As predicted, the Port Admiral had decided on Aurelius as their destination. There had been favour, especially among the Volscians, to make for Field Marshal Rygotzk at Scythia, but Aurelius was eventually deemed the better bet. The Viper Legion Space Marine Chapter was based there and the system had been the departure point for Enceladus. Now that the crusade was over it was possible that a fairly large contingent of troops and vessels were still hung over there, waiting for despatch orders and reassignment.

Thank the Emperor for Imperial bureaucracy, Mortensen had thought: he’d always been a fan. With the comms blackout still in play and the strange but potent web of psychic interference – undoubtedly an unforeseen boon of the stealer-greenskin interbreeding experiment – making astropathic communication impossible, all the convoy could do was trawl up the Kintessa Gauntlet, under the weight of their precious intelligence. Pushing on, hoping to reach beyond the limits of this strange effect and warn Aurelius in advance, as well as other systems in the Kaligari Cradle deemed at high strategic risk of similar treatment.

The only combat-effective vessel not to remain with the convoy on this long and lonely journey was Krieg’s old ship, the Inquisitorial corvette Dread Sovereign. The vessel had some other dark purpose and with little warning had disappeared, leaving a stranded Krieg on board Deliverance. Port Admiral Ferenc was hardly going to disagree with a member of one of the Ordos and deemed it best to simply let the Dread Sovereign slip away with its much needed weaponry and troops.

The whisper of leather sauntered slowly up behind the major.

‘Commissar,’ Mortensen acknowledged.

Krieg stepped up to the thick plas in silence, his arm still strapped to his chest, lost in the spectacle of loss. ‘Hard to believe we were just down there,’ he murmured finally.

‘Believe it,’ the major told him. ‘It’s gone.’ The storm-trooper sighed. ‘What about you then? Aurelius, then back to the Pontificals?’

The cadet raised a singed eyebrow, clearly surprised that the major knew of his origins. Mortensen grunted. ‘I read a file. Let’s not make a big thing out of it.’

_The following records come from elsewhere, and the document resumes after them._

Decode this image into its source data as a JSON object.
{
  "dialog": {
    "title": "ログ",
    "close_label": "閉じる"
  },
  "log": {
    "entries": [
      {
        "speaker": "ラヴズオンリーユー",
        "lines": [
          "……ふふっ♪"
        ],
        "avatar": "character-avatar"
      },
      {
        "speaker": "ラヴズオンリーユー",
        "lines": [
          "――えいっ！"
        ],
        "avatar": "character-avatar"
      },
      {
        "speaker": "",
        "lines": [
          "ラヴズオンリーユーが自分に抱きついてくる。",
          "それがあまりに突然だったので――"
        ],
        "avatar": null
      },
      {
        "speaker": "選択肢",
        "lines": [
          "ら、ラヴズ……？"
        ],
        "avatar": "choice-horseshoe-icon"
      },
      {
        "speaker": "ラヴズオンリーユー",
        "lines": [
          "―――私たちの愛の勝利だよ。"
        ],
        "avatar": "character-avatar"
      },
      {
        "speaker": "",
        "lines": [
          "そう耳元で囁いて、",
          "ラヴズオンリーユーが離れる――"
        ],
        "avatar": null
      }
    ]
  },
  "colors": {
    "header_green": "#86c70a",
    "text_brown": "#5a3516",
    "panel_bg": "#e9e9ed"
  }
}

Krieg managed a bleak smile and put his hand against the plas, almost touching the void outside. ‘Thought I’d stay. Complete my rotation.’

‘Might take a long time, out here,’ the major warned. ‘If that battle-sister spoke even a word of truth, Gomorrah and Spetzghast are only the beginning. Bellona, Scythia and Calydon Prime are already hit. If the Kintessa Gauntlet is compromised, then the Segmentum floodgates won’t have been opened, they’ll have been blown off their hinges.’

‘I’m in no hurry,’ Krieg stated, pulling down the brim of his cap to his eyes. ‘After all – the Emperor expects.’

‘He does rather, doesn’t he,’ Mortensen echoed before leaving the observation deck and the young cadet-commissar, framed in the raging apocalypse beyond.